The method of detecting the presence of a dark line or a dark spot from the far field pattern is to estimate a reference distribution curve showing the Gaussian distribution characteristic from the slope of a part of the received light intensity characteristic, and calculate a minimum value protruding from this reference distribution curve. , And all of them can be obtained by processing by MPU (microprocessor).

〔The invention's effect〕

As described above in detail, the present invention is designed to evaluate the life of the laser diode by observing the presence of dark lines or dark spots from the far field pattern of the laser diode, which is very simple. Not only is it possible to evaluate the lifetime with the method, but there is no need to subject the sample to temperature changes, so there is no deterioration of the laser diode due to the measurement itself, which is extremely useful in assessing the lifetime required at the production plant. Is the way.

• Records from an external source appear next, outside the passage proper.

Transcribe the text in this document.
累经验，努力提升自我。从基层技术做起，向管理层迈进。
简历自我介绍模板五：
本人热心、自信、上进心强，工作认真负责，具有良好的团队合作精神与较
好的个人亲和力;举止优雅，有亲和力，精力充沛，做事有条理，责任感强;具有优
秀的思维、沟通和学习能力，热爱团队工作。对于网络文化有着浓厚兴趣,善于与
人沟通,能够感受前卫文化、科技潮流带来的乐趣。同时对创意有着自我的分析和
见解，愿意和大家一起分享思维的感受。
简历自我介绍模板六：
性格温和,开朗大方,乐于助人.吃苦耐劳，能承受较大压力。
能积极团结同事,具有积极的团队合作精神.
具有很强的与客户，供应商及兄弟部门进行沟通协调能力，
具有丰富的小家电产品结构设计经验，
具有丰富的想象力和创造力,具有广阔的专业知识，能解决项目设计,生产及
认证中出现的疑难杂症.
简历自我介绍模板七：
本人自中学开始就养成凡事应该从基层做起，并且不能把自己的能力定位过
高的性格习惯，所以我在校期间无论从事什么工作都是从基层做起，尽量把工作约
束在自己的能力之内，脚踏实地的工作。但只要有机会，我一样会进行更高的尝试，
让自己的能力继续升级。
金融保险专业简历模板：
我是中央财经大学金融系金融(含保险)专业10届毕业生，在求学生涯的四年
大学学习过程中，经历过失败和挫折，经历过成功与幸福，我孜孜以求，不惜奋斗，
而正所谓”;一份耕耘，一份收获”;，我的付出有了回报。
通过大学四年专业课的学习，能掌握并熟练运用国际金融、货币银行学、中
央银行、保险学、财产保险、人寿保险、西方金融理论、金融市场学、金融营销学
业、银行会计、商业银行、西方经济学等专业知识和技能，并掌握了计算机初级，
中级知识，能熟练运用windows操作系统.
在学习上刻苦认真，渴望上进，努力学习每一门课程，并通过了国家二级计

[Brief description of drawings]

1 to 3 are views showing a far field pattern of a laser diode, and FIG. 4 (A) is a view explaining a measuring method.
FIG. 4 (B) is a diagram for explaining the axial relationship between the laser diode and the far field pattern, FIG. 5 is a diagram showing the light receiving characteristic of the emitted light of the laser diode, and FIG. 6 is the existence of bright lines, dark lines or dark spots. It is a figure which shows the correlation of lifetime. (Main symbols) 1 ... Laser diode, BL ... Bright line DL ... Dark line, MS ... Dark spot.

Claims (1)

[Claims] 1. A method of evaluating the life of a semiconductor laser device, which is carried out in the measurement of characteristics during production, in which the intensity of laser light emitted from the semiconductor laser device is swept over the plane in front of the emission surface of the semiconductor laser device. While observing the far field pattern measured and created, the lifetime evaluation method of the semiconductor laser device is such that the lifetime is estimated from the presence or absence of either or both of a dark line and a dark spot appearing in the far field pattern.